Ah, good. Belvoir's back to doing it right. Director Eamon Flack has delivered a production that draws the maximum resonance from Tennessee Williams' classic script, by playing up the memory-play aspects and getting all the emotion without, as is always the threat with Williams, going too histrionic.
The centre of this production is Luke Mullins as Tom. Even more than usual, he's a thinly disguised author substitute - his first entrance in neckerchief-and-sunglasses as a mature, swishy gentleman who guides us into the depression-era family setting. The production plays up the suggestion of images on screens in the text by having Mullins constantly stepping outside of scenes to set video cameras to capture his sister and mother in glorious black and white images, much like the movies Tom so often escapes to.

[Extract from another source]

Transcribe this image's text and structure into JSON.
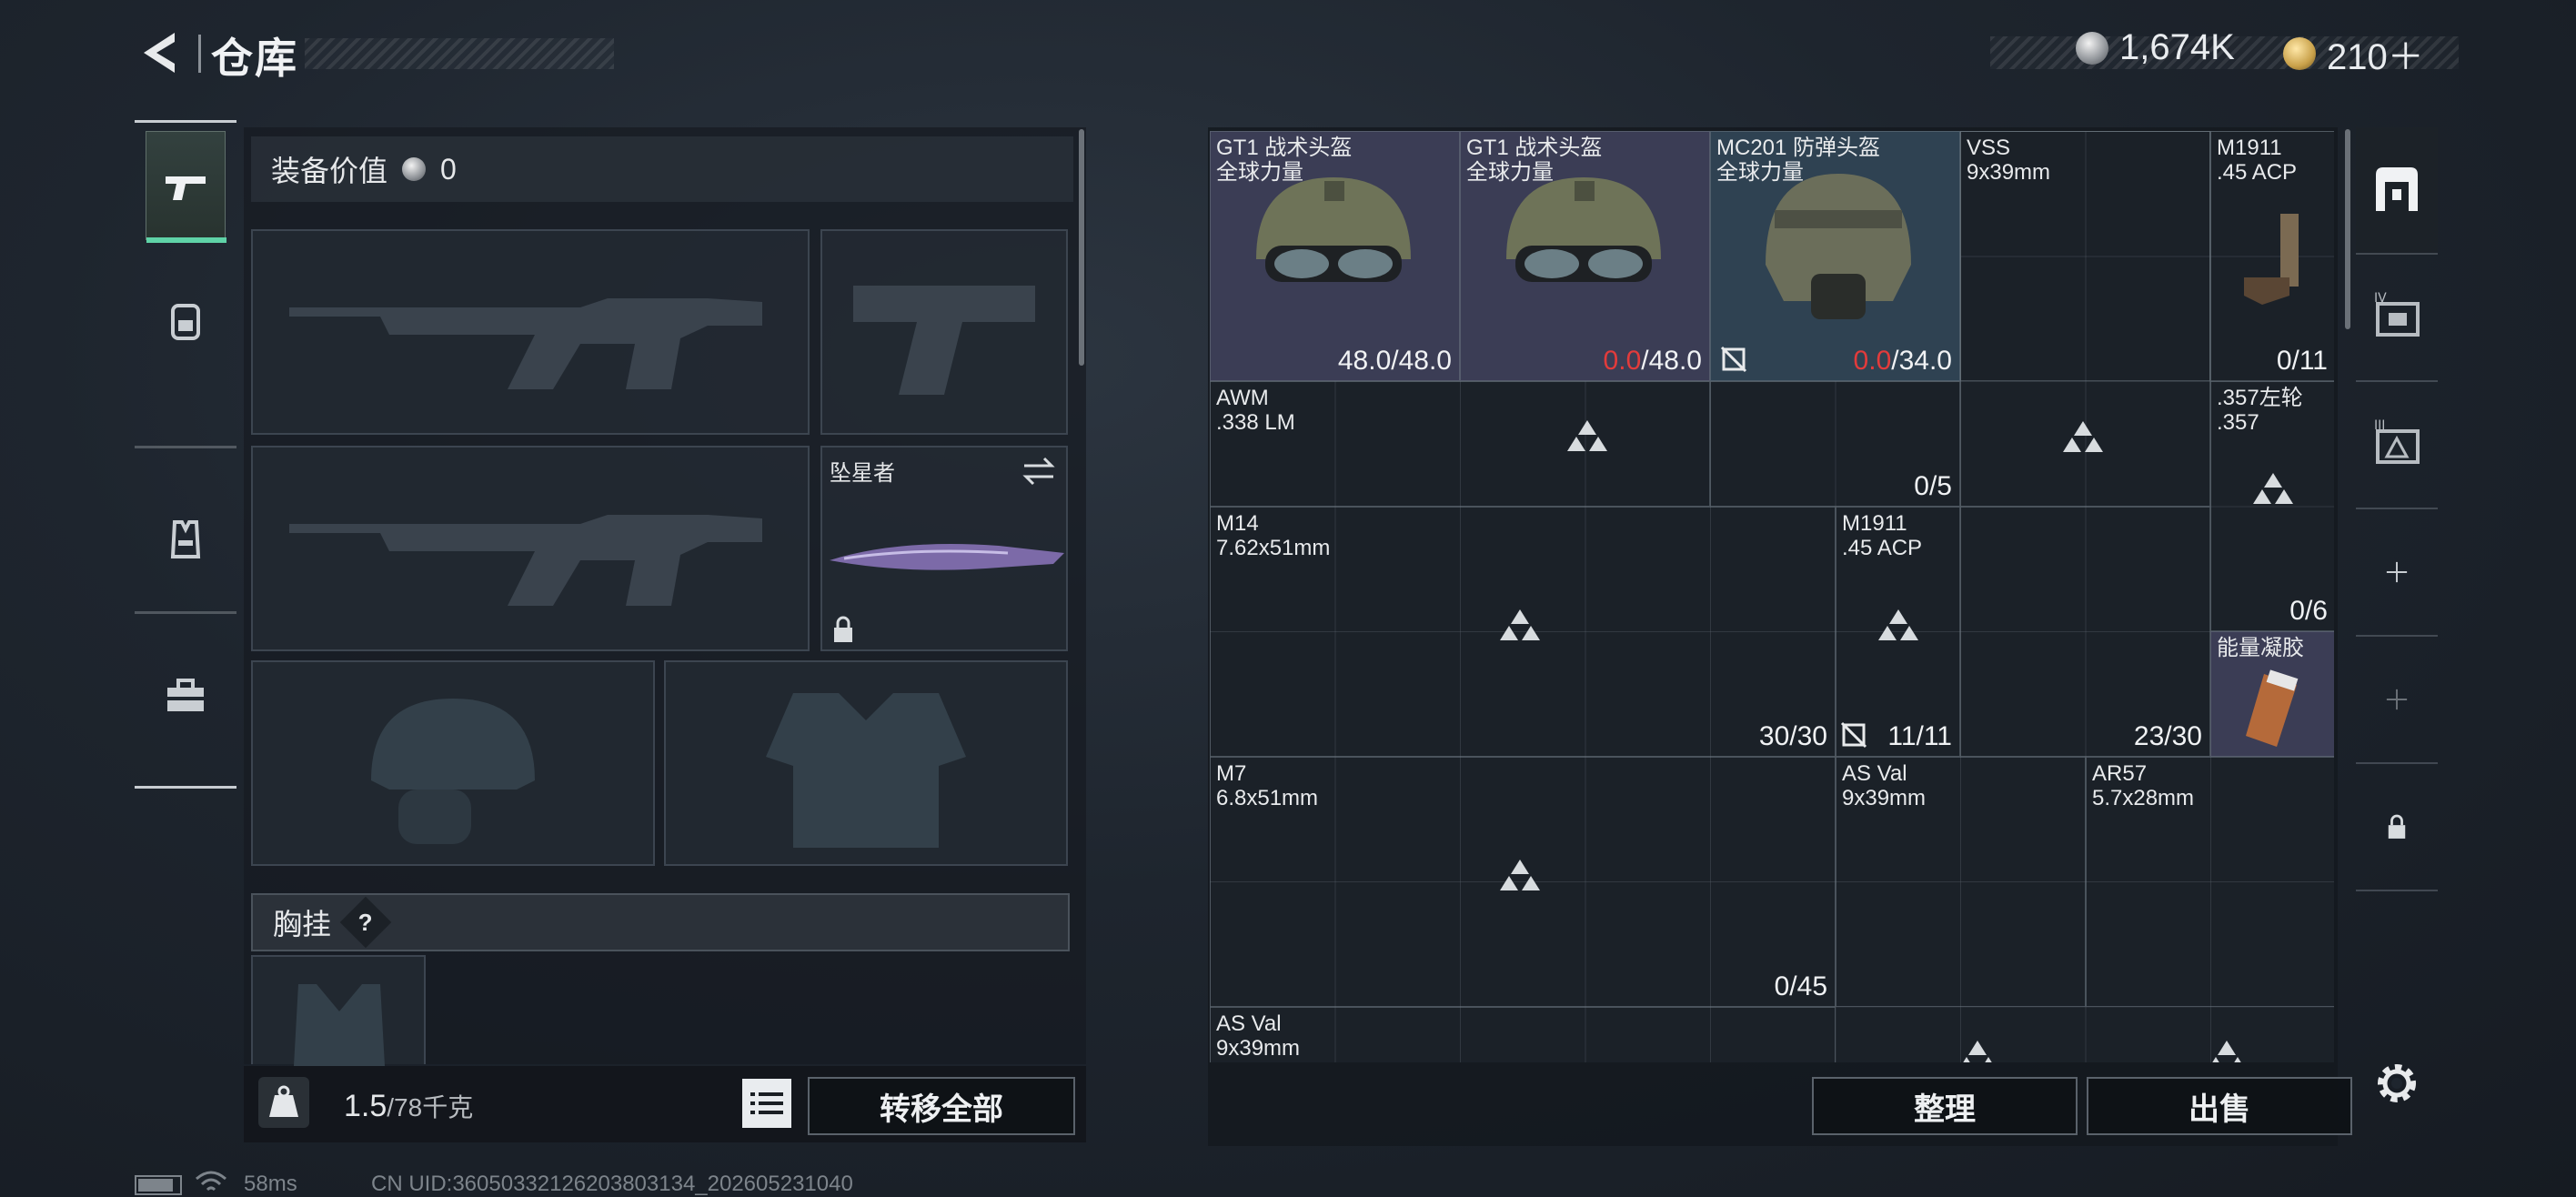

Pamela Rabe's Amanda is wonderfully, irritatingly frustrating as she attempts to arrange her children's lives, without realising just how far she's pushing them away. The production's carefully balanced so she doesn't, as some Amanda's can, ride roughshod over the rest of the play - but she is utterly real at the same time as she's hysterically funny (her dress for the second act is a particular highlight).
Rose Riley is a first timer at Belvoir - and her Laura is a revelation. Laura can be dangerous for an actress - she can be so wan and fey as to be irritating - but Riley plays her uncertainty as real and solid and desparately close to breaking through - while at the same time clearly suffering more than just physical impairment - her yowls of frustration are terrifying.
Harry Greenwood rounds out the cast as the Gentleman Caller - a fresh faced figure of fantasy and confidence who betrays a complete lack of understanding of the people around him while never-the-less making it clear why Laura would fall so completely for him and be so heartbroken by him in the final moments.
Michael Hankin's set and Mel Page's constumes capture the era gorgeously (though I'm not sure how easily the set suits people not seated in the central block - Belvoir's sight angles are not always friendly). All in all this is a spectacularly moving, funny, heartfelt production that commands the attention.